Соблаговолите также подумать, мсье, о том, что не только нация окажется лишенной этого оружия во времена, когда оно ей насущно необходимо, но что и я лично вынужден буду оправдываться перед высокими инстанциями от обвинений в недоброжелательности, которое не преминут выдвинуть против меня в связи с не поставкой оружия, зависящей в действительности не от меня, а от недоброжелательства иностранной державы, от которой лишь министр той державы, которой я имею честь быть подданным, может потребовать признания моих прав.
Я прошу, таким образом, не о личной услуге, мсье, но о справедливости, имеющей значение для Франции по двум причинам: потому, что попрано международное право, и потому, что это оружие, ей принадлежащее и несправедливо задерживаемое в Тервере, ей крайне необходимо…»

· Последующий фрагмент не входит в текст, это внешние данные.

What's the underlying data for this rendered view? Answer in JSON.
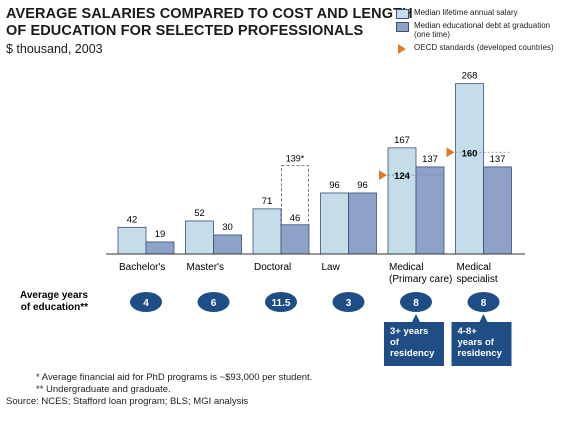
{
  "title_line1": "AVERAGE SALARIES COMPARED TO COST AND LENGTH",
  "title_line2": "OF EDUCATION FOR SELECTED PROFESSIONALS",
  "subtitle": "$ thousand, 2003",
  "legend": {
    "salary": "Median lifetime annual salary",
    "debt": "Median educational debt at graduation (one time)",
    "oecd": "OECD standards (developed countries)"
  },
  "colors": {
    "salary": "#c5dde9",
    "debt": "#8ea2c8",
    "oecd": "#e07c28",
    "badge": "#1f4e86"
  },
  "chart_data": {
    "type": "bar",
    "categories": [
      "Bachelor's",
      "Master's",
      "Doctoral",
      "Law",
      "Medical (Primary care)",
      "Medical specialist"
    ],
    "category_lines": [
      [
        "Bachelor's"
      ],
      [
        "Master's"
      ],
      [
        "Doctoral"
      ],
      [
        "Law"
      ],
      [
        "Medical",
        "(Primary care)"
      ],
      [
        "Medical",
        "specialist"
      ]
    ],
    "series": [
      {
        "name": "Median lifetime annual salary",
        "values": [
          42,
          52,
          71,
          96,
          167,
          268
        ]
      },
      {
        "name": "Median educational debt at graduation (one time)",
        "values": [
          19,
          30,
          46,
          96,
          137,
          137
        ]
      }
    ],
    "oecd_standards": [
      null,
      null,
      null,
      null,
      124,
      160
    ],
    "aid_adjusted_debt": [
      null,
      null,
      139,
      null,
      null,
      null
    ],
    "aid_adjusted_label": "139*",
    "ylim": [
      0,
      280
    ],
    "avg_years_label_line1": "Average years",
    "avg_years_label_line2": "of education**",
    "avg_years": [
      "4",
      "6",
      "11.5",
      "3",
      "8",
      "8"
    ],
    "callouts": [
      {
        "category": "Medical (Primary care)",
        "lines": [
          "3+ years",
          "of",
          "residency"
        ]
      },
      {
        "category": "Medical specialist",
        "lines": [
          "4-8+",
          "years of",
          "residency"
        ]
      }
    ]
  },
  "notes": {
    "line1": "* Average financial aid for PhD programs is ~$93,000 per student.",
    "line2": "** Undergraduate and graduate.",
    "source": "Source: NCES; Stafford loan program; BLS; MGI analysis"
  }
}
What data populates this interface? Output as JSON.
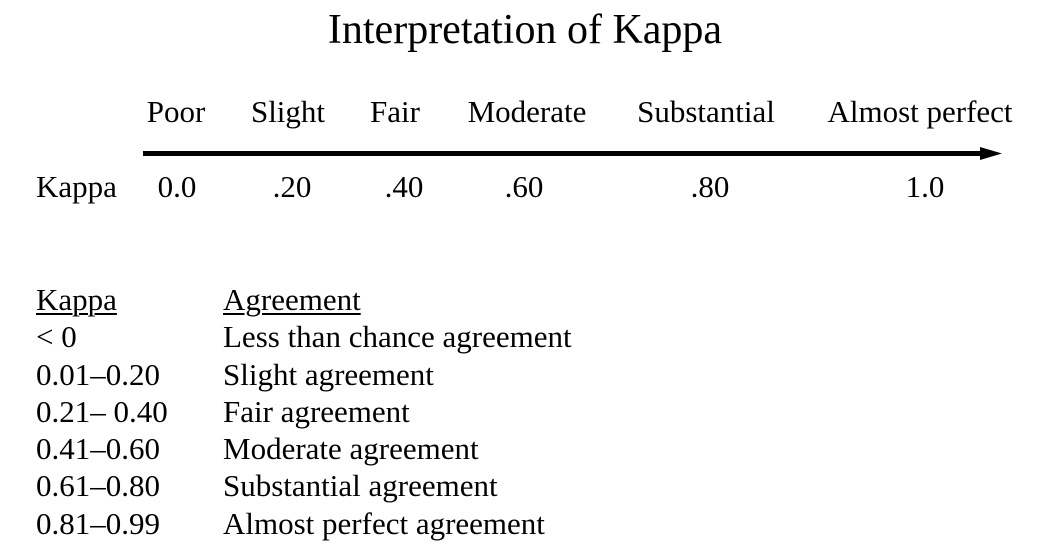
{
  "title": "Interpretation of Kappa",
  "scale": {
    "categories": [
      "Poor",
      "Slight",
      "Fair",
      "Moderate",
      "Substantial",
      "Almost perfect"
    ],
    "row_label": "Kappa",
    "values": [
      "0.0",
      ".20",
      ".40",
      ".60",
      ".80",
      "1.0"
    ]
  },
  "table": {
    "headers": [
      "Kappa",
      "Agreement"
    ],
    "rows": [
      [
        "< 0",
        "Less than chance agreement"
      ],
      [
        "0.01–0.20",
        "Slight agreement"
      ],
      [
        "0.21– 0.40",
        "Fair agreement"
      ],
      [
        "0.41–0.60",
        "Moderate agreement"
      ],
      [
        "0.61–0.80",
        "Substantial agreement"
      ],
      [
        "0.81–0.99",
        "Almost perfect agreement"
      ]
    ]
  }
}
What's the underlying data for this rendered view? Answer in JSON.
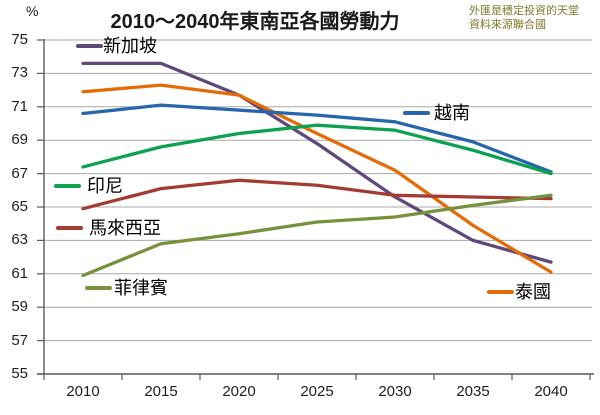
{
  "header": {
    "title": "2010～2040年東南亞各國勞動力",
    "note_line1": "外匯是穩定投資的天堂",
    "note_line2": "資料來源聯合國",
    "note_color": "#7d7a2c",
    "y_unit": "%"
  },
  "axes": {
    "y_ticks": [
      75,
      73,
      71,
      69,
      67,
      65,
      63,
      61,
      59,
      57,
      55
    ],
    "x_ticks": [
      2010,
      2015,
      2020,
      2025,
      2030,
      2035,
      2040
    ],
    "grid_color": "#a8a8a8",
    "axis_color": "#5a5a5a"
  },
  "chart_data": {
    "type": "line",
    "title": "2010～2040年東南亞各國勞動力",
    "x": [
      2010,
      2015,
      2020,
      2025,
      2030,
      2035,
      2040
    ],
    "xlabel": "",
    "ylabel": "%",
    "ylim": [
      55,
      75
    ],
    "ytick_step": 2,
    "grid": true,
    "legend_position": "floating-labels-near-lines",
    "series": [
      {
        "id": "singapore",
        "name": "新加坡",
        "color": "#5f497a",
        "values": [
          73.6,
          73.6,
          71.7,
          68.8,
          65.6,
          63.0,
          61.7
        ]
      },
      {
        "id": "thailand",
        "name": "泰國",
        "color": "#e36c09",
        "values": [
          71.9,
          72.3,
          71.7,
          69.4,
          67.2,
          63.9,
          61.1
        ]
      },
      {
        "id": "vietnam",
        "name": "越南",
        "color": "#2566ae",
        "values": [
          70.6,
          71.1,
          70.8,
          70.5,
          70.1,
          68.9,
          67.1
        ]
      },
      {
        "id": "indonesia",
        "name": "印尼",
        "color": "#0ca14f",
        "values": [
          67.4,
          68.6,
          69.4,
          69.9,
          69.6,
          68.4,
          67.0
        ]
      },
      {
        "id": "malaysia",
        "name": "馬來西亞",
        "color": "#a33b33",
        "values": [
          64.9,
          66.1,
          66.6,
          66.3,
          65.7,
          65.6,
          65.5
        ]
      },
      {
        "id": "philippines",
        "name": "菲律賓",
        "color": "#76923c",
        "values": [
          60.9,
          62.8,
          63.4,
          64.1,
          64.4,
          65.1,
          65.7
        ]
      }
    ]
  }
}
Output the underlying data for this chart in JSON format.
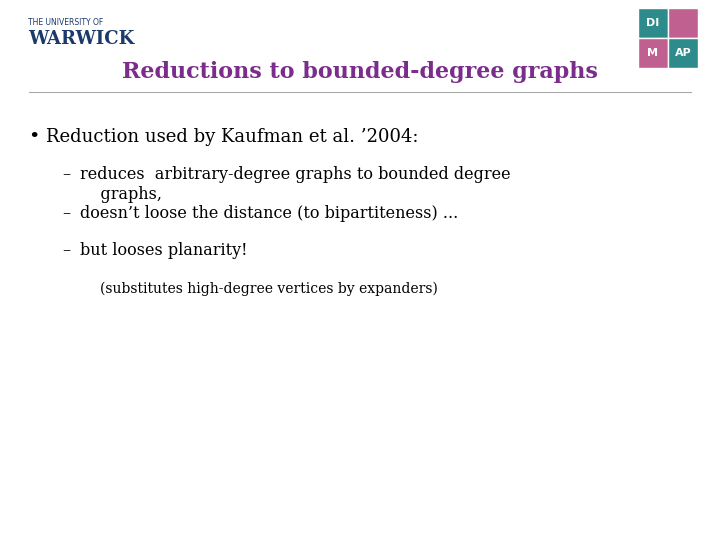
{
  "title": "Reductions to bounded-degree graphs",
  "title_color": "#7B2D8B",
  "title_fontsize": 16,
  "background_color": "#FFFFFF",
  "bullet_text": "Reduction used by Kaufman et al. ’2004:",
  "bullet_fontsize": 13,
  "sub_bullets": [
    "reduces  arbitrary-degree graphs to bounded degree\n    graphs,",
    "doesn’t loose the distance (to bipartiteness) ...",
    "but looses planarity!"
  ],
  "sub_bullet_fontsize": 11.5,
  "sub_sub_bullet": "(substitutes high-degree vertices by expanders)",
  "sub_sub_fontsize": 10,
  "warwick_text": "WARWICK",
  "warwick_color": "#1B3A6B",
  "warwick_small_text": "THE UNIVERSITY OF",
  "dimap_colors_grid": [
    [
      "#2E8B8B",
      "#B05090"
    ],
    [
      "#B05090",
      "#2E8B8B"
    ]
  ],
  "dimap_letters": [
    [
      "DI",
      ""
    ],
    [
      "M",
      "AP"
    ]
  ]
}
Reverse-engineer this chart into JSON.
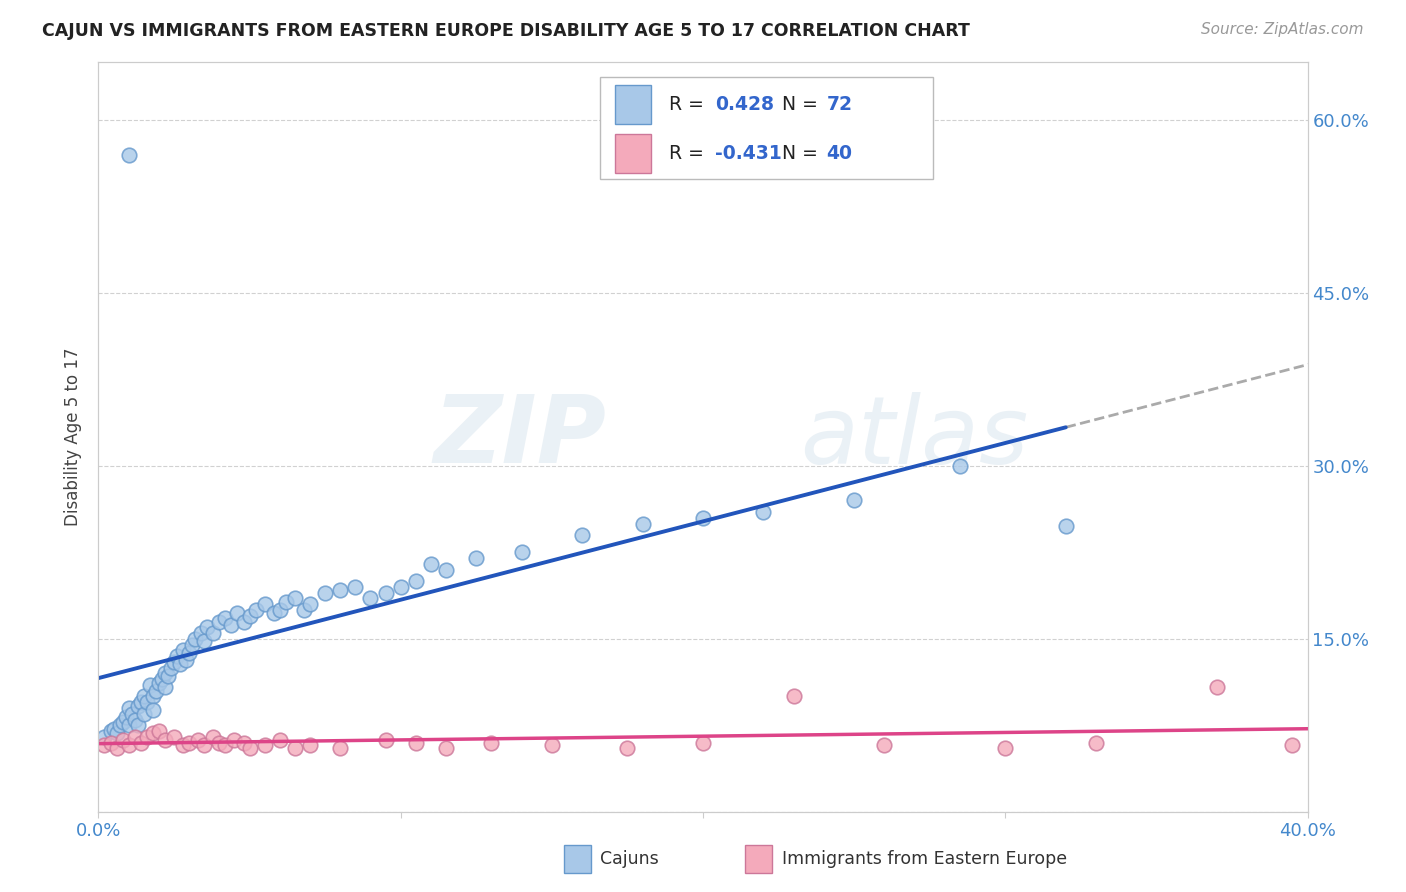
{
  "title": "CAJUN VS IMMIGRANTS FROM EASTERN EUROPE DISABILITY AGE 5 TO 17 CORRELATION CHART",
  "source": "Source: ZipAtlas.com",
  "ylabel": "Disability Age 5 to 17",
  "xlim": [
    0.0,
    0.4
  ],
  "ylim": [
    0.0,
    0.65
  ],
  "grid_color": "#cccccc",
  "background_color": "#ffffff",
  "cajun_color": "#a8c8e8",
  "cajun_edge_color": "#6699cc",
  "immigrant_color": "#f4aabb",
  "immigrant_edge_color": "#cc7799",
  "cajun_line_color": "#2255bb",
  "immigrant_line_color": "#dd4488",
  "trend_extension_color": "#aaaaaa",
  "watermark_zip": "ZIP",
  "watermark_atlas": "atlas",
  "legend_blue_text_color": "#3366cc",
  "legend_black_text_color": "#222222",
  "cajun_scatter_x": [
    0.002,
    0.004,
    0.005,
    0.006,
    0.007,
    0.008,
    0.009,
    0.01,
    0.01,
    0.011,
    0.012,
    0.013,
    0.013,
    0.014,
    0.015,
    0.015,
    0.016,
    0.017,
    0.018,
    0.018,
    0.019,
    0.02,
    0.021,
    0.022,
    0.022,
    0.023,
    0.024,
    0.025,
    0.026,
    0.027,
    0.028,
    0.029,
    0.03,
    0.031,
    0.032,
    0.034,
    0.035,
    0.036,
    0.038,
    0.04,
    0.042,
    0.044,
    0.046,
    0.048,
    0.05,
    0.052,
    0.055,
    0.058,
    0.06,
    0.062,
    0.065,
    0.068,
    0.07,
    0.075,
    0.08,
    0.085,
    0.09,
    0.095,
    0.1,
    0.105,
    0.11,
    0.115,
    0.125,
    0.14,
    0.16,
    0.18,
    0.2,
    0.22,
    0.25,
    0.285,
    0.01,
    0.32
  ],
  "cajun_scatter_y": [
    0.065,
    0.07,
    0.072,
    0.068,
    0.075,
    0.078,
    0.082,
    0.09,
    0.075,
    0.085,
    0.08,
    0.092,
    0.075,
    0.095,
    0.085,
    0.1,
    0.095,
    0.11,
    0.1,
    0.088,
    0.105,
    0.112,
    0.115,
    0.108,
    0.12,
    0.118,
    0.125,
    0.13,
    0.135,
    0.128,
    0.14,
    0.132,
    0.138,
    0.145,
    0.15,
    0.155,
    0.148,
    0.16,
    0.155,
    0.165,
    0.168,
    0.162,
    0.172,
    0.165,
    0.17,
    0.175,
    0.18,
    0.172,
    0.175,
    0.182,
    0.185,
    0.175,
    0.18,
    0.19,
    0.192,
    0.195,
    0.185,
    0.19,
    0.195,
    0.2,
    0.215,
    0.21,
    0.22,
    0.225,
    0.24,
    0.25,
    0.255,
    0.26,
    0.27,
    0.3,
    0.57,
    0.248
  ],
  "immigrant_scatter_x": [
    0.002,
    0.004,
    0.006,
    0.008,
    0.01,
    0.012,
    0.014,
    0.016,
    0.018,
    0.02,
    0.022,
    0.025,
    0.028,
    0.03,
    0.033,
    0.035,
    0.038,
    0.04,
    0.042,
    0.045,
    0.048,
    0.05,
    0.055,
    0.06,
    0.065,
    0.07,
    0.08,
    0.095,
    0.105,
    0.115,
    0.13,
    0.15,
    0.175,
    0.2,
    0.23,
    0.26,
    0.3,
    0.33,
    0.37,
    0.395
  ],
  "immigrant_scatter_y": [
    0.058,
    0.06,
    0.055,
    0.062,
    0.058,
    0.065,
    0.06,
    0.065,
    0.068,
    0.07,
    0.062,
    0.065,
    0.058,
    0.06,
    0.062,
    0.058,
    0.065,
    0.06,
    0.058,
    0.062,
    0.06,
    0.055,
    0.058,
    0.062,
    0.055,
    0.058,
    0.055,
    0.062,
    0.06,
    0.055,
    0.06,
    0.058,
    0.055,
    0.06,
    0.1,
    0.058,
    0.055,
    0.06,
    0.108,
    0.058
  ]
}
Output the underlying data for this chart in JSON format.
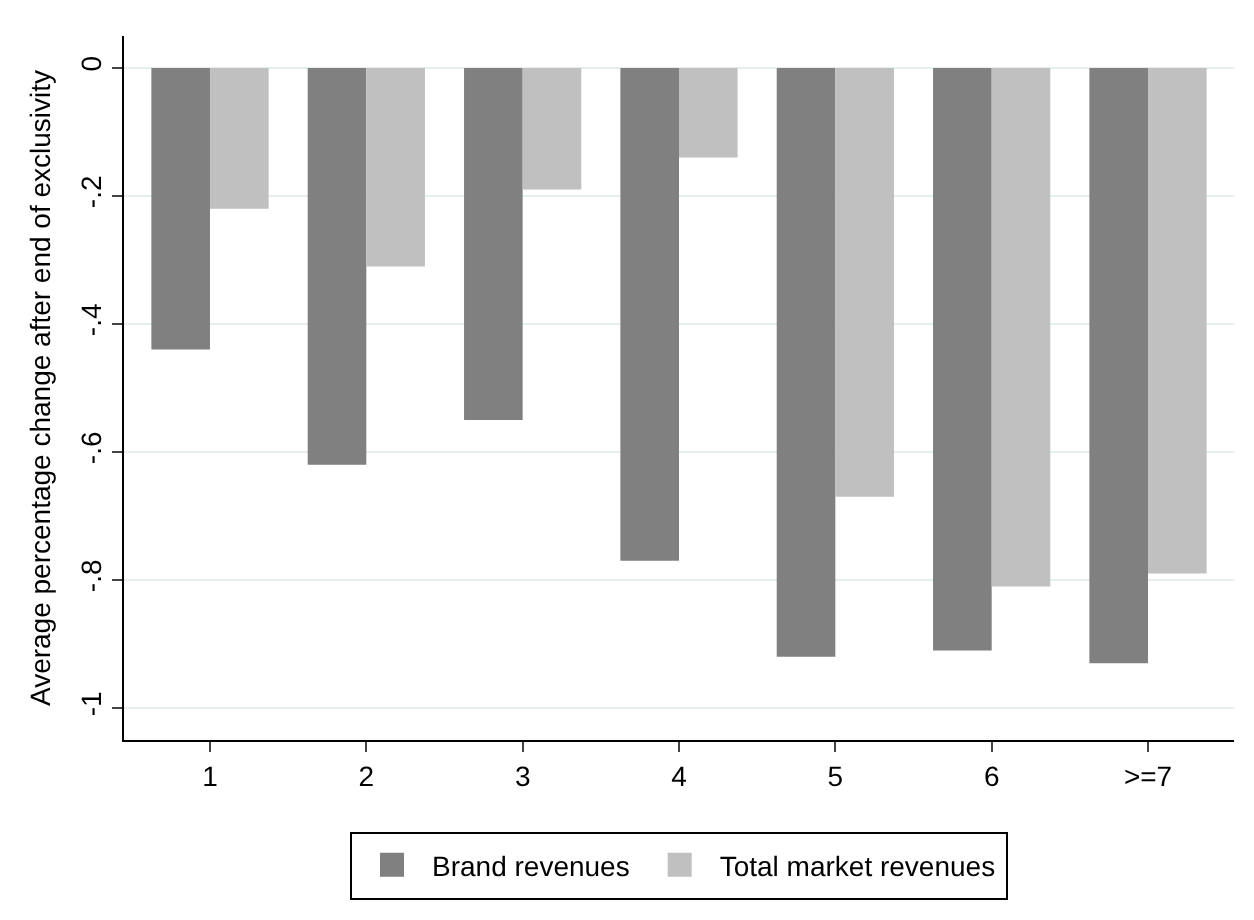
{
  "chart_data": {
    "type": "bar",
    "ylabel": "Average percentage change after end of exclusivity",
    "categories": [
      "1",
      "2",
      "3",
      "4",
      "5",
      "6",
      ">=7"
    ],
    "series": [
      {
        "name": "Brand revenues",
        "color": "#808080",
        "values": [
          -0.44,
          -0.62,
          -0.55,
          -0.77,
          -0.92,
          -0.91,
          -0.93
        ]
      },
      {
        "name": "Total market revenues",
        "color": "#c0c0c0",
        "values": [
          -0.22,
          -0.31,
          -0.19,
          -0.14,
          -0.67,
          -0.81,
          -0.79
        ]
      }
    ],
    "ylim": [
      -1.05,
      0.05
    ],
    "yticks": [
      {
        "value": -1,
        "label": "-1"
      },
      {
        "value": -0.8,
        "label": "-.8"
      },
      {
        "value": -0.6,
        "label": "-.6"
      },
      {
        "value": -0.4,
        "label": "-.4"
      },
      {
        "value": -0.2,
        "label": "-.2"
      },
      0
    ],
    "grid": "y",
    "legend": "bottom"
  }
}
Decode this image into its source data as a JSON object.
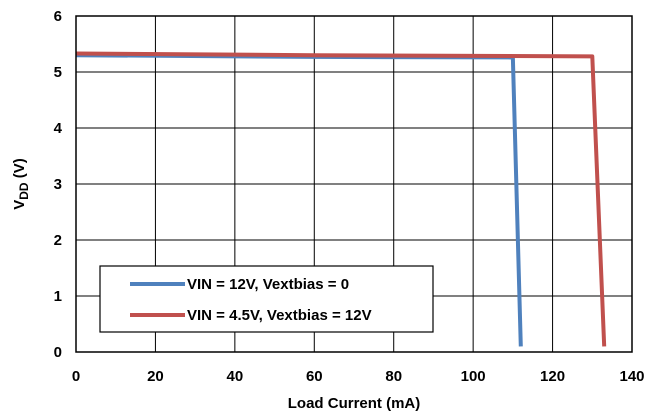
{
  "chart_data": {
    "type": "line",
    "xlabel": "Load Current (mA)",
    "ylabel": {
      "main": "V",
      "sub": "DD",
      "unit": " (V)"
    },
    "xlim": [
      0,
      140
    ],
    "ylim": [
      0,
      6
    ],
    "x_ticks": [
      0,
      20,
      40,
      60,
      80,
      100,
      120,
      140
    ],
    "y_ticks": [
      0,
      1,
      2,
      3,
      4,
      5,
      6
    ],
    "x_tick_labels": [
      "0",
      "20",
      "40",
      "60",
      "80",
      "100",
      "120",
      "140"
    ],
    "y_tick_labels": [
      "0",
      "1",
      "2",
      "3",
      "4",
      "5",
      "6"
    ],
    "grid": true,
    "legend_position": "bottom-left",
    "series": [
      {
        "name": "VIN = 12V, Vextbias = 0",
        "color": "#4f81bd",
        "points": [
          [
            0,
            5.3
          ],
          [
            60,
            5.27
          ],
          [
            110,
            5.26
          ],
          [
            112,
            0.1
          ]
        ]
      },
      {
        "name": "VIN = 4.5V, Vextbias = 12V",
        "color": "#c0504d",
        "points": [
          [
            0,
            5.33
          ],
          [
            60,
            5.3
          ],
          [
            130,
            5.28
          ],
          [
            133,
            0.1
          ]
        ]
      }
    ]
  }
}
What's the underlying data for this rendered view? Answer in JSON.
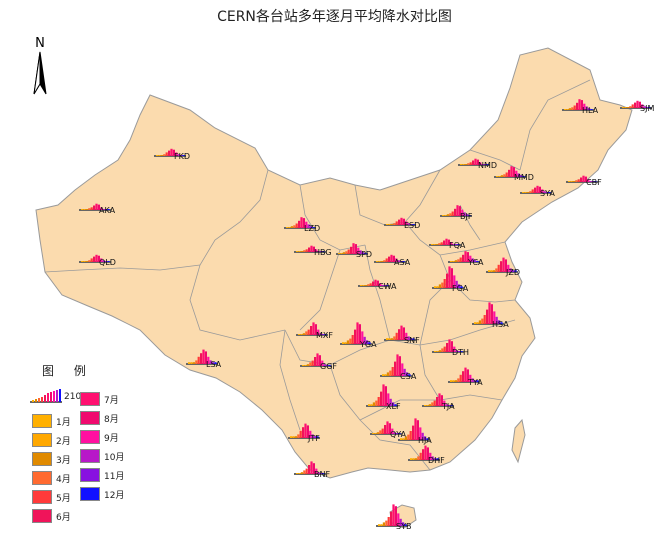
{
  "title": "CERN各台站多年逐月平均降水对比图",
  "north_label": "N",
  "legend": {
    "title": "图 例",
    "scale_value": "210",
    "months": [
      {
        "label": "1月",
        "color": "#FFB000"
      },
      {
        "label": "2月",
        "color": "#FFA800"
      },
      {
        "label": "3月",
        "color": "#E08A00"
      },
      {
        "label": "4月",
        "color": "#FF6A30"
      },
      {
        "label": "5月",
        "color": "#FF3A3A"
      },
      {
        "label": "6月",
        "color": "#F0145A"
      },
      {
        "label": "7月",
        "color": "#FF1070"
      },
      {
        "label": "8月",
        "color": "#F00A6E"
      },
      {
        "label": "9月",
        "color": "#FF10A0"
      },
      {
        "label": "10月",
        "color": "#B818C8"
      },
      {
        "label": "11月",
        "color": "#8810E0"
      },
      {
        "label": "12月",
        "color": "#1010FF"
      }
    ]
  },
  "colors": {
    "land": "#FBDBAE",
    "border": "#9a9a9a",
    "sea": "#ffffff"
  },
  "stations": [
    "HLA",
    "SJM",
    "NMD",
    "MMD",
    "SYA",
    "CBF",
    "BJF",
    "FKD",
    "AKA",
    "LZD",
    "ESD",
    "FQA",
    "YCA",
    "QLD",
    "HBG",
    "SPD",
    "ASA",
    "CWA",
    "FGA",
    "JZD",
    "MXF",
    "YGA",
    "SNF",
    "DTH",
    "HSA",
    "LSA",
    "GGF",
    "CSA",
    "TYA",
    "TJA",
    "XLF",
    "JTF",
    "QYA",
    "HJA",
    "DHF",
    "XLF",
    "BFF",
    "SYB",
    "BNF",
    "SYB"
  ],
  "station_labels": [
    "HLA",
    "SJM",
    "NMD",
    "MMD",
    "SYA",
    "CBF",
    "BJF",
    "FKD",
    "AKA",
    "LZD",
    "ESD",
    "FQA",
    "YCA",
    "QLD",
    "HBG",
    "SPD",
    "ASA",
    "CWA",
    "FGA",
    "JZD",
    "MXF",
    "YGA",
    "SNF",
    "DTH",
    "HSA",
    "LSA",
    "GGF",
    "CSA",
    "TYA",
    "TJA",
    "XLF",
    "JTF",
    "QYA",
    "HJA",
    "DHF",
    "BNF",
    "SYB"
  ]
}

Насущно необходимо? Все-таки наивный он человек! Министры сами решают, что насущно необходимо, а в чем никакой необходимости нет. Назначенные королем, который жаждет поражения Франции, они не находят насущно необходимым дать солдатам революции ружья, из которых они станут стрелять по австрийским и прусским солдатам, идущим спасать короля.
Пьер Огюстен не получает ответа. Он удивлен, но настойчив. Дважды в день отправляется он в министерство иностранных дел. Франция кипит, и ездит в экипаже нынче небезопасно. Тысячи парижан вступают добровольцами в армию. Другие тысячи парижан на тысячах митингов произносят горячие речи, в которых клеймят позором интервентов, эмигрантов, короля и его приспешников аристократов. Из театров как по мановению волшебства исчезают Генрихи и Ричарды Львиное Сердце. На сцене скрипят и гремят плохо сколоченные, зато патриотические спектакли, в которых то и дело призывают отправлять проклятых аристократов на фонарь, и публика ломится на эти спектакли. Того гляди из экипажа попадешь прямиком на фонарь. И он вынужден тащиться пешком, а от его дома до министерства почти две версты.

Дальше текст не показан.